Archive for the ‘Saccharine Treats’ Category

Kel-ly. You don’t have to put on the red dress.

December 9, 2013

Your team at Christmas Spirit Fail notes with much dismay that Love Actually seems to have entered the (adult, anyway) Christmas movie canon. This is probably in part due to its silly notion that the purpose of Christmas is little more than that people declare their secret loves for one another, no matter how fantastical those romances may be. No matter whether the object of your desire is older or younger, gay or straight, boss or serving-wench, single or married to your old chum — Christmas is the season that sanctifies your romantic desires.

(And in drearily secular Britain, sure, why not?)

Kelly Clarkson doubles down on that principle with her new holiday album and its lead single:

After starting out with some of the purest inanities ever uttered in a Christmas album (“Everybody’s happy/prayers are being nicer/miracles all around”), Kelly goes on to describe an unrequited love:

From afar I’ve loved you/but never let it show/and every year another/December comes and goes
But this Christmas/I’m gonna risk it all/This Christmas/I’m not afraid to fall

Kelly does this by showing up dressed in red, perhaps, which is assumed to be the universal language–replacing “words I never said”–for “I love you.”

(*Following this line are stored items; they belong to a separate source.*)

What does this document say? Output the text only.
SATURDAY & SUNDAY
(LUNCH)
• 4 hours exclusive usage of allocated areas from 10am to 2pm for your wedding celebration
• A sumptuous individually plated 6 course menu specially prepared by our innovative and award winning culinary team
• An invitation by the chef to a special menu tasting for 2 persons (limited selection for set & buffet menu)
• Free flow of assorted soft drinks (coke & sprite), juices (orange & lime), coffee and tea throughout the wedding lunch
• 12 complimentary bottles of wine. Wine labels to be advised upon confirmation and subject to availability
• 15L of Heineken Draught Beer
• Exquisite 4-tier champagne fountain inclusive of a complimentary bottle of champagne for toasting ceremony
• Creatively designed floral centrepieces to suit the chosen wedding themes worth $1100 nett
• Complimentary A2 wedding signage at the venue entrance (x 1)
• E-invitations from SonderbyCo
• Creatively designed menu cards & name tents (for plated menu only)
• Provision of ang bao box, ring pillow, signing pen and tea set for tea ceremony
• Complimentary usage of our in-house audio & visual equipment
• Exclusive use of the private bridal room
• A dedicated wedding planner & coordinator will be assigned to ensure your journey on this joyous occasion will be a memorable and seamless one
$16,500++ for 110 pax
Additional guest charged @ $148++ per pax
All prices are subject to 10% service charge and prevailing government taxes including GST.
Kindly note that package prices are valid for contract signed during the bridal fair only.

So watch out, ladies, when you put on the red dress this Christmas, lest you signal something you don’t really intend to the men in your company.


Dreaming of a green Christmas…

December 6, 2013

Everyone from Tennessee to California to the District of Columbia seems to have a special pride in the way they celebrate Christmas at home. With a tip of the homburg to @anikapanika, the Pacific Northwest is no exception:

The point of regional pride, of course, is that Christmas isn’t white in the Northwest–it’s green (unless, of course, you find yourself east of the Cascades, but let’s do like most people in Seattle do and pretend those folks don’t exist).

And… that’s about the entire substance of this five-minute song. You might be forgiven for feeling like that “gift wrapped up in green” was a wee bit oversold.

Where are you, Christmas spirit? Not here

December 6, 2012

From Polar Express to The Santa Clause 3, America’s worst Christmas movies are often paired with America’s worst Christmas pop standards! So it makes perfect sense that, paired with Jim Carrey’s execrable The Grinch would be a truly obnoxious song: “Where Are You Christmas?” by Faith Hill.

The one redeeming feature of this video is the grand joke the costume designer played on Faith Hill, ostensibly dressing her as a denizen of Whoville but really giving her crimped ’80s hair and a White Witch coat.

There is no lyrical depth at all. “Where is Christmas? Christmas is here–in your heart!” It’s fitting, really. How much Christmas spirit can you have when the Christmas spirit becomes the object of Christmas? Christmas becomes a self-referential holiday whose only purpose is to occur–in Faith Hill’s caterwauling, it has no significance at all.

Somehow, these songs never die

December 19, 2011

Nothing says festive like terminal illness and eventual death!

I suppose it’s inevitable that tear-jerking trauma is commingled with Christmas cheer. Even Dickens interposed Tiny Tim into his Christmas carol.

There’s just something so very grubby, and manipulative, about efforts to sell songs by taking advantage of the emotionally vulnerable.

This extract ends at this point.